Are Phillies on Same Course as Post-1983?


If you’re looking for a column that will tell you that the Phillies are going to compete this year, then look elsewhere. So, how long until the Phillies compete? In this column, I’m going to argue that the Phillies may not be good for a decade.

As the old saying goes, history repeats itself. You can look back at other teams in the past few decades that are similar to the Phillies, but why not simply look at a past Phillies team? After all, old habits are hard to break.

The 1983 Phillies went 90-72, won the National League East, and beat the Dodgers in the NLCS. Those “Wheeze Kids” Phillies went on to lose to the Baltimore Orioles in the World Series.

More from That Balls Outta Here

Compare that club to the most recent Phillies team to contend, the 2011 version. Those 2011 Phillies went 102-60, won the National League East, but lost to the St. Louis Cardinals in the NLDS.

It’s a pretty similar track that these two teams followed. Both of the teams had an aging core. The average age of the 1983 team was 30.8. Compare this to the average age of the 2011 Phillies of 31.4. The 1983 team even had three of their stars over the age of 38, compared to just one on the 2011 version of the Phillies.

Mike Schmidt was baseball’s highest-paid player in 1983.

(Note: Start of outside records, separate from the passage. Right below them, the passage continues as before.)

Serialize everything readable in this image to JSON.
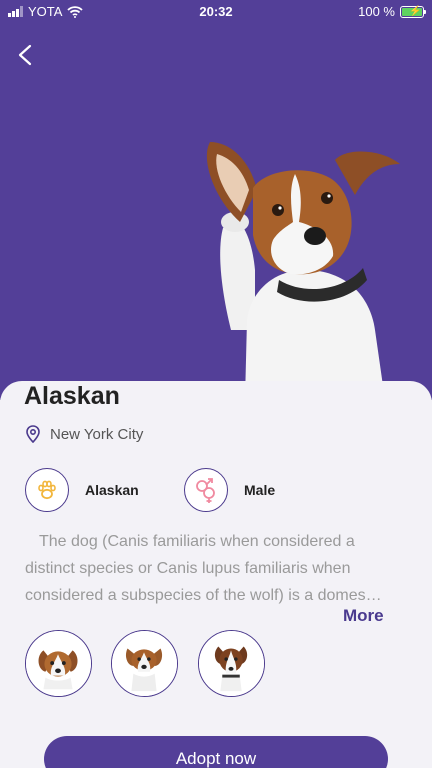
{
  "status_bar": {
    "carrier": "YOTA",
    "time": "20:32",
    "battery_percent": "100 %",
    "battery_level": 1.0
  },
  "theme": {
    "primary": "#533f98",
    "accent_text": "#4a3a8f",
    "background": "#f3f2f7",
    "breed_icon_color": "#f2b63c",
    "gender_icon_color": "#f08aa0"
  },
  "pet": {
    "name": "Alaskan",
    "location": "New York City",
    "breed": "Alaskan",
    "gender": "Male",
    "description": "The dog (Canis familiaris when considered a distinct species or Canis lupus familiaris when considered a subspecies of the wolf) is a domes…",
    "more_label": "More"
  },
  "icons": {
    "back": "chevron-left-icon",
    "location": "location-pin-icon",
    "breed": "paw-icon",
    "gender": "gender-icon"
  },
  "gallery": {
    "photo_count": 3
  },
  "actions": {
    "adopt_label": "Adopt now"
  }
}
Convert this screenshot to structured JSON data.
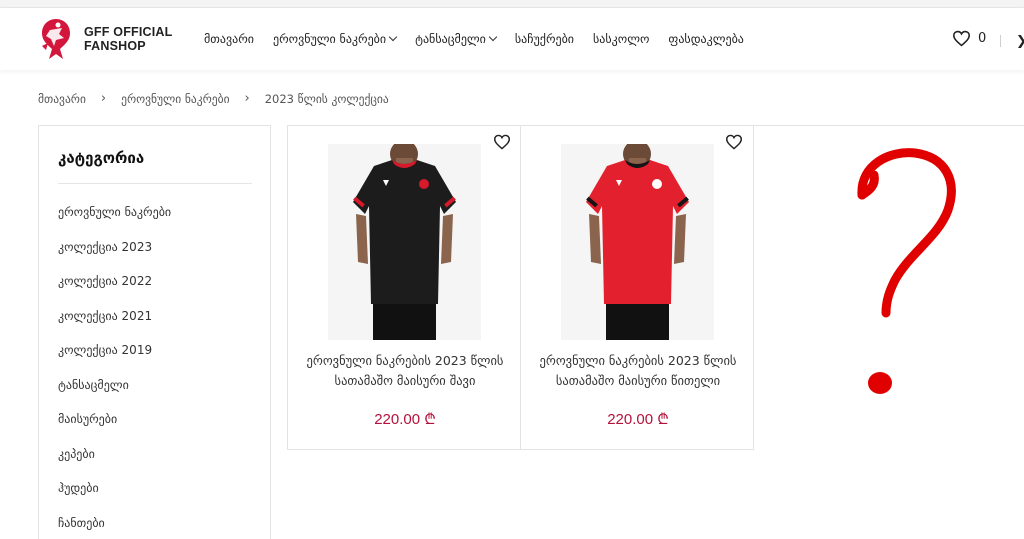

Combine the aging squads with the amount of money the Phillies spend on the old players, and you find another similarity. In 1983, Philadelphia had the third highest payroll in the majors. (Mike Schmidt was the highest paid player in the majors!) In 2011, the Phillies had the second highest payroll.

Alright so we have established a connection between the two teams. So what does this mean for the future? Well, if we extrapolate…nothing good.

After 1983, those Phillies had only one winning season until 1993, when they finally contended. During that span of time, the Phillies dropped towards the bottom of the pack in team payroll. They released their aging stars, but they were unable to foster young talent and jumpstart their squad.

In short, the situation after 1983 is the nightmare situation for current Phillies fans.

I wouldn’t think ’15 or ’16…I think somewhere around 2017 or 2018.” ~ Pat Gillick, on when the Phillies can next contend

Is it possible? Yes. Ruben Amaro Jr. already has begun the process of unloading aging stars, albeit a little later than some thought necessary. Roy Halladay retired. Raul Ibanez signed with the Yankees. Shane Victorino, Hunter Pence, and Jimmy Rollins were all traded.

Unfortunately for the Phillies, the process isn’t over yet. It has been made public that the Phillies are still looking to unload the monstrosity that is Ryan Howard’s contract. Chase Utley, Cliff Lee, Carlos Ruiz, and Cole Hamels all may be headed out the door at some point.

During an interview with John Clark of CSN, acting club president Pat Gillick stated: “I think where we are right now, it’s probably a couple years. I wouldn’t think ’15 or ’16. I don’t think is in the cards. I think somewhere around 2017 or 2018.” 

In a recent poll conducted by, Phillies fans were asked “When do you believe the Phillies will compete again?” More than 52% responded with the choice “2018 or later“, with more than a quarter choosing “2017” for contention. This shows that even the fans believe we’re in for at least a couple of long seasons.

So what’s the verdict? I’m not trying to cause a panic. I am not assuming that the Phillies absolutely will not contend again until 2021. I’m just saying maybe we should turn an eye towards the past and consider that this has happened before.

As they say…history has a way of repeating itself. How long until the Phillies contend again? If the past is prologue, it could be quite some time.